Many people who view the Boy Scout policy on homosexuality as "discriminatory" or "exclusionary" actually misunderstand the nature of the policy. Contrary to the claims of the anti-Scout forces, the Boy Scouts do not exclude anyone based on "who they are." The text of the Boy Scouts' policy reads as follows: "While the BSA does not proactively inquire about the sexual orientation of employees, volunteers, or members, we do not grant membership to individuals who are open or avowed homosexuals or who engage in behavior that would become a distraction to the mission of the BSA."
Only six months ago, on July 17, 2012, the Boy Scouts announced that the policy would remain in place, adding this explanation: "The vast majority of the parents of youth we serve value their right to address issues of same-sex orientation within their family, with spiritual advisers, and at the appropriate time and in the right setting."
In other words, the issues are appropriate sexual conduct and appropriate topics of discussion within Scouting. Throughout history, sexual conduct has been subject to constraints within systems of moral values. It has always been clear from the Boy Scouts' mission statement that their purpose is to "instill values in young people and … prepare them to make ethical choices," and the Scout Oath includes a pledge "to keep myself … morally straight." Scouts were founded in the context of a Judeo-Christian moral structure; to this day, Boys Life magazine features a Bible story in every issue. The source of the values the Scouts have sought to instill has never been in question.
While some people may disagree with the view that values, ethics, or morals require abstinence from homosexual conduct, it is hardly unusual that parents and leaders of Boy Scouts believe this. In fact, it remains a majority viewpoint even in the general public. The American Values Survey, taken in September 2012, found that 52 percent of Americans believe "sex between two adults of the same gender" is "morally wrong," while only 42 percent consider it "morally acceptable." By the same 52 percent to 42 percent margin, a majority of all Americans (not just those involved with Scouting) told a December 2012 Gallup Poll that they oppose any change to the Boy Scouts' policy. The Supreme Court of the United States ruled in 2000, in the case Boy Scouts of American et al. v. Dale, that the Scouts, as a "values-based" organization, have a constitutional right to maintain their convictions regarding moral standards, including standards of sexual conduct.

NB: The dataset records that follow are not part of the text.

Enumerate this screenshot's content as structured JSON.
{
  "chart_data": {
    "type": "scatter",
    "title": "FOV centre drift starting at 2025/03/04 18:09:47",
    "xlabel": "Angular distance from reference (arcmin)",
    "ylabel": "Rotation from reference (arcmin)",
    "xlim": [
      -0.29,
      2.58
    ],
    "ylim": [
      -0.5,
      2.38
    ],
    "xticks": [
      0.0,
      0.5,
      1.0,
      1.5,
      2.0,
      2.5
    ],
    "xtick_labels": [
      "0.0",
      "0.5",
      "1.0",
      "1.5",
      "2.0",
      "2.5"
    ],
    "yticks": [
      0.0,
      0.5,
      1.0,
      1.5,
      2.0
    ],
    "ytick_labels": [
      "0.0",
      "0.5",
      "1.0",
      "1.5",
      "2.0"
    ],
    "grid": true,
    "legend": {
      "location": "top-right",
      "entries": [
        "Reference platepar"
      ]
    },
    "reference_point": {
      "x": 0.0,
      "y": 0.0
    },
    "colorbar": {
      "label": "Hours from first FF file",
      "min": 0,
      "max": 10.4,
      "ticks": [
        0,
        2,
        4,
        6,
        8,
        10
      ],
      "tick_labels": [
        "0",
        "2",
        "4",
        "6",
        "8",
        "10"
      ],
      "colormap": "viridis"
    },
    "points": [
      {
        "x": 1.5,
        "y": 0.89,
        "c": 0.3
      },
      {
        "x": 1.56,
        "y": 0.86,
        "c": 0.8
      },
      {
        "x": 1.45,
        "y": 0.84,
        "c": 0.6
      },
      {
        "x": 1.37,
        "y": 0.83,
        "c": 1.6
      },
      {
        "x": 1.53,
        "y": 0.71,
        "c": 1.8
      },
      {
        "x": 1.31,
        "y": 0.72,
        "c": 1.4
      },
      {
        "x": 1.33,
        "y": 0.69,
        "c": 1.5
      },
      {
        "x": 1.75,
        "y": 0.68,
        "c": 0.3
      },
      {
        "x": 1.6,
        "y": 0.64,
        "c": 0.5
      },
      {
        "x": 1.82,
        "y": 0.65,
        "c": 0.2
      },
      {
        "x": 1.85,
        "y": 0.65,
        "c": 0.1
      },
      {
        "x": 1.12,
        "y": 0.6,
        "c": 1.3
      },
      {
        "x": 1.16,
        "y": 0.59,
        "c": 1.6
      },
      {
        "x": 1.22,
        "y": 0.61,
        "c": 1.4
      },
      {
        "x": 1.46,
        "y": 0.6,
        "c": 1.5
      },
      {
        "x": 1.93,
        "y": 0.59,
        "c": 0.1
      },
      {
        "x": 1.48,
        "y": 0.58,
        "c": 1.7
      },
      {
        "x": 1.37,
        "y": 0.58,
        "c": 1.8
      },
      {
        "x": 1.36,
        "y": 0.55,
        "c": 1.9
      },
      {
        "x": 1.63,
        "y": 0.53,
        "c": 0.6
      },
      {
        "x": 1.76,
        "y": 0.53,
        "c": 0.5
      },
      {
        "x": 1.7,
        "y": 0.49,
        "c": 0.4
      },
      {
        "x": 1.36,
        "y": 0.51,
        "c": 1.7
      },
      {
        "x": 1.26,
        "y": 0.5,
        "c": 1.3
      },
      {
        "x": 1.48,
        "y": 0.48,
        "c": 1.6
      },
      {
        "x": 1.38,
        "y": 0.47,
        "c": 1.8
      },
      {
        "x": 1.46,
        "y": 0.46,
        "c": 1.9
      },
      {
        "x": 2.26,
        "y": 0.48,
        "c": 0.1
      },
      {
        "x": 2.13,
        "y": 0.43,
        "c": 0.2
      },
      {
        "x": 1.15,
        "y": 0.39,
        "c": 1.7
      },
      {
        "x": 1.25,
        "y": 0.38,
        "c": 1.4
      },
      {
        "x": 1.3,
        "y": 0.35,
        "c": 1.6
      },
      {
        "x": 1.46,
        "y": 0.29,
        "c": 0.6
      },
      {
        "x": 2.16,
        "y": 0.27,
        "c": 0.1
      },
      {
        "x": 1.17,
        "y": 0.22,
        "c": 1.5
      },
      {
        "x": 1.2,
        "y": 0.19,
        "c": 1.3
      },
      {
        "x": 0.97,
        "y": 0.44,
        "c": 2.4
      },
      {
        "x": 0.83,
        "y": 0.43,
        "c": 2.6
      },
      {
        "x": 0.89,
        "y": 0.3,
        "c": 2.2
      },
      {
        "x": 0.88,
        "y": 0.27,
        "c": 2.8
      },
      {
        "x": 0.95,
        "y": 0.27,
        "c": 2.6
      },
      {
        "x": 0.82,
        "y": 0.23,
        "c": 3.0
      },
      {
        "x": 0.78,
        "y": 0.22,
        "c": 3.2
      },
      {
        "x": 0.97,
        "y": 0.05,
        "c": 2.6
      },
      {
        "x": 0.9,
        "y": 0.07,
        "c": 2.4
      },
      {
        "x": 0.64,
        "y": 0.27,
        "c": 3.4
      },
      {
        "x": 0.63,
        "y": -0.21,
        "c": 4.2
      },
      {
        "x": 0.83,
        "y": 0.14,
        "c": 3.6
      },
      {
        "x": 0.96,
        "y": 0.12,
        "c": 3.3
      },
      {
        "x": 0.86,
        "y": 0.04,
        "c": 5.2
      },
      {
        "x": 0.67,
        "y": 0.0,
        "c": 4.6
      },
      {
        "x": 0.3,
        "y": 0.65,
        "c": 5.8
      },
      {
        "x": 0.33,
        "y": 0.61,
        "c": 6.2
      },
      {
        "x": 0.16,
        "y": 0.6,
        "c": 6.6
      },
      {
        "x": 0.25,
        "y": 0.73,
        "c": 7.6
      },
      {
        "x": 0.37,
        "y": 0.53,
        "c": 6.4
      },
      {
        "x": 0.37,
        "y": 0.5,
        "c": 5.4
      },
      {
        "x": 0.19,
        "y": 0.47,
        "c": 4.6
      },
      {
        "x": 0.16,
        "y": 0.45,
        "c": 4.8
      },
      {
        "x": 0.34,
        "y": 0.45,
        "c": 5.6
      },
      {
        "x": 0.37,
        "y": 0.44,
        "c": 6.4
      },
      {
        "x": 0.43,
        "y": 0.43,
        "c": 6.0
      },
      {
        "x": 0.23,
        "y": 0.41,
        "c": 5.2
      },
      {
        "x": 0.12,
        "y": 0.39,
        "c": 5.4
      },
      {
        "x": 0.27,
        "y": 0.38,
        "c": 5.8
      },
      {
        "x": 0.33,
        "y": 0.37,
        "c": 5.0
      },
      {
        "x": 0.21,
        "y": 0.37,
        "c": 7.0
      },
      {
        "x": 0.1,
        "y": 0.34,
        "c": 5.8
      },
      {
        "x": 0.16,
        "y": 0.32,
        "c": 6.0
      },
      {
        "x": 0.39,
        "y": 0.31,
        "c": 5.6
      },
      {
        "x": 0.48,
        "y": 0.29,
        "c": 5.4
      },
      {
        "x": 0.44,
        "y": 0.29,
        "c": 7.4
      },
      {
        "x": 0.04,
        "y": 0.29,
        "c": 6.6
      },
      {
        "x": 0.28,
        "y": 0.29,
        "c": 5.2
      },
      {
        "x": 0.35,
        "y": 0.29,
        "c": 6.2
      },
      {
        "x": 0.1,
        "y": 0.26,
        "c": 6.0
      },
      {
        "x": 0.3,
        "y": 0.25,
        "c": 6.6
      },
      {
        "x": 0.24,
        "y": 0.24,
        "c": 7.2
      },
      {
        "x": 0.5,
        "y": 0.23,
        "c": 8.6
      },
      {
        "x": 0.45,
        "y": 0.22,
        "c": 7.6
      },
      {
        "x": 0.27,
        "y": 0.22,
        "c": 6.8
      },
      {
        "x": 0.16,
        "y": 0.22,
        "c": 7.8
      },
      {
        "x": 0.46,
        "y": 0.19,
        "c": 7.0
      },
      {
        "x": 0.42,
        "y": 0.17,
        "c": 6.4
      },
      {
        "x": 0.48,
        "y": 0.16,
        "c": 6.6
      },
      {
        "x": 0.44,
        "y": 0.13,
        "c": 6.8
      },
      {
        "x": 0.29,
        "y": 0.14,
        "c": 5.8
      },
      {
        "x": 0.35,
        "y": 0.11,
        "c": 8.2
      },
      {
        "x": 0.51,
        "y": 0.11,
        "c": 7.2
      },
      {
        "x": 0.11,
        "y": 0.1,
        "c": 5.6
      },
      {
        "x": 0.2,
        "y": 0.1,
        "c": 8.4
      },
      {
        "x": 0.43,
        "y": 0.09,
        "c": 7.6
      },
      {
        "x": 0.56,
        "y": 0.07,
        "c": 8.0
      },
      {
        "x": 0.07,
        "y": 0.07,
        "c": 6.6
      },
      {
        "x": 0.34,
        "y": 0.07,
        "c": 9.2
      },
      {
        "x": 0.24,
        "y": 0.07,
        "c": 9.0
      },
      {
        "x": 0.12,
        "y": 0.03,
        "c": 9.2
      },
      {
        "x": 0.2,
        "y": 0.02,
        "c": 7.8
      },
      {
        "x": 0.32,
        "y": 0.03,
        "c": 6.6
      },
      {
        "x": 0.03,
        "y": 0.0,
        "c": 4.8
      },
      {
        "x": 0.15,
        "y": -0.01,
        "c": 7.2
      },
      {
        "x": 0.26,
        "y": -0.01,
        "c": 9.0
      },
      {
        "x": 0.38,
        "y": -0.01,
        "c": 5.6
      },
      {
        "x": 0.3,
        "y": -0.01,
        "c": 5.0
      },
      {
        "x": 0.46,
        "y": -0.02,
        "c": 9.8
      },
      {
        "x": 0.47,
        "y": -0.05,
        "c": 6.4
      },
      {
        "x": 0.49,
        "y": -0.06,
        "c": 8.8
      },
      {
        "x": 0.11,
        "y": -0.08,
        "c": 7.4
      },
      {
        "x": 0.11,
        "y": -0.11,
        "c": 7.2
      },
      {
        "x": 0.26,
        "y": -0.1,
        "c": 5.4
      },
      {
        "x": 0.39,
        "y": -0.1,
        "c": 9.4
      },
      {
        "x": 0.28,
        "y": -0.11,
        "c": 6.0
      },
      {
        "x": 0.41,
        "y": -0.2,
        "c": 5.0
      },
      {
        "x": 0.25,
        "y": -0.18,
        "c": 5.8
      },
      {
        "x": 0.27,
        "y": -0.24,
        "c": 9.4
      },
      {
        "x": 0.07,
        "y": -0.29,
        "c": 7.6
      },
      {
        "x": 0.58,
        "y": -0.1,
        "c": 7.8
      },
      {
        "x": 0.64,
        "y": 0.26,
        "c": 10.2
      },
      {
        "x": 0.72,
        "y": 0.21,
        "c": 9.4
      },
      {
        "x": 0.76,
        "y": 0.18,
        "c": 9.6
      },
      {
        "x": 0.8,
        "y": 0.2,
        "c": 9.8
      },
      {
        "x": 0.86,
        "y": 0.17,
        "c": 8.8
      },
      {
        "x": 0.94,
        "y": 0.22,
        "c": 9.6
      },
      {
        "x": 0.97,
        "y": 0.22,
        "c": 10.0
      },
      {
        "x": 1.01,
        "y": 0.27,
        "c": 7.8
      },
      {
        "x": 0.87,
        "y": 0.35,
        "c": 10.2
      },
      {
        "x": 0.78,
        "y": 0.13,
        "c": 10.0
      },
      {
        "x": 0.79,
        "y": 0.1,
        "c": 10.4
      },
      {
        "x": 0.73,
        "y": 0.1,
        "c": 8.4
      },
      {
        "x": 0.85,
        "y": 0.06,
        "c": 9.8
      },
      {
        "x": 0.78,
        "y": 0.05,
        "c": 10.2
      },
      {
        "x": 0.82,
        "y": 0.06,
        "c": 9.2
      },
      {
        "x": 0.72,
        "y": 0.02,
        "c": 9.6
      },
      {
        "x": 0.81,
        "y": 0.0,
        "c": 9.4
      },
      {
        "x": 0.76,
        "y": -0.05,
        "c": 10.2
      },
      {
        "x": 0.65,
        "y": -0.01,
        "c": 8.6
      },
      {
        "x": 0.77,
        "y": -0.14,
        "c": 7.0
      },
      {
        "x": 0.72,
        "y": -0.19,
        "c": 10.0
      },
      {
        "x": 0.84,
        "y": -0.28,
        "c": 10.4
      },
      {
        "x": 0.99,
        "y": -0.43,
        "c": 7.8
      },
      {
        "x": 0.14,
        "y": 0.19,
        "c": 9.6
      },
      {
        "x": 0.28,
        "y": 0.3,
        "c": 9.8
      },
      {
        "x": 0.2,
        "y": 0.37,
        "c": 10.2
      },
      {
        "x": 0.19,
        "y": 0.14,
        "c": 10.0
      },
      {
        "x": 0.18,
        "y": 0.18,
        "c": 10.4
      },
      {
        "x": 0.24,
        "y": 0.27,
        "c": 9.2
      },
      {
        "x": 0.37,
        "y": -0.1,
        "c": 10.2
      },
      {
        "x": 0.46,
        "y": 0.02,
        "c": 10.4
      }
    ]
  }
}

The policy barring homosexual Scoutmasters is a key part of Scouting's efforts to reduce the risk of sexual abuse of Scouts – a risk that is already, tragically, well known. If it is reasonable to bar adult men who are sexually attracted to females from leading overnight camping expeditions with Girl Scouts – as I believe it is – then it is equally reasonable to bar men who are sexually attracted to other males from leading such activities within the Boy Scouts.
Those who are unhappy with the Boy Scouts' policy are free to form their own, new youth development organization – call it the "Diversity Scouts." What they should not do is demand that millions of young people and adult volunteers be forced to abandon the principles for which the Boy Scouts have always stood.
Parents, Scouts, and leaders are likely to abandon the Boy Scouts of America in droves if the organization abandons them.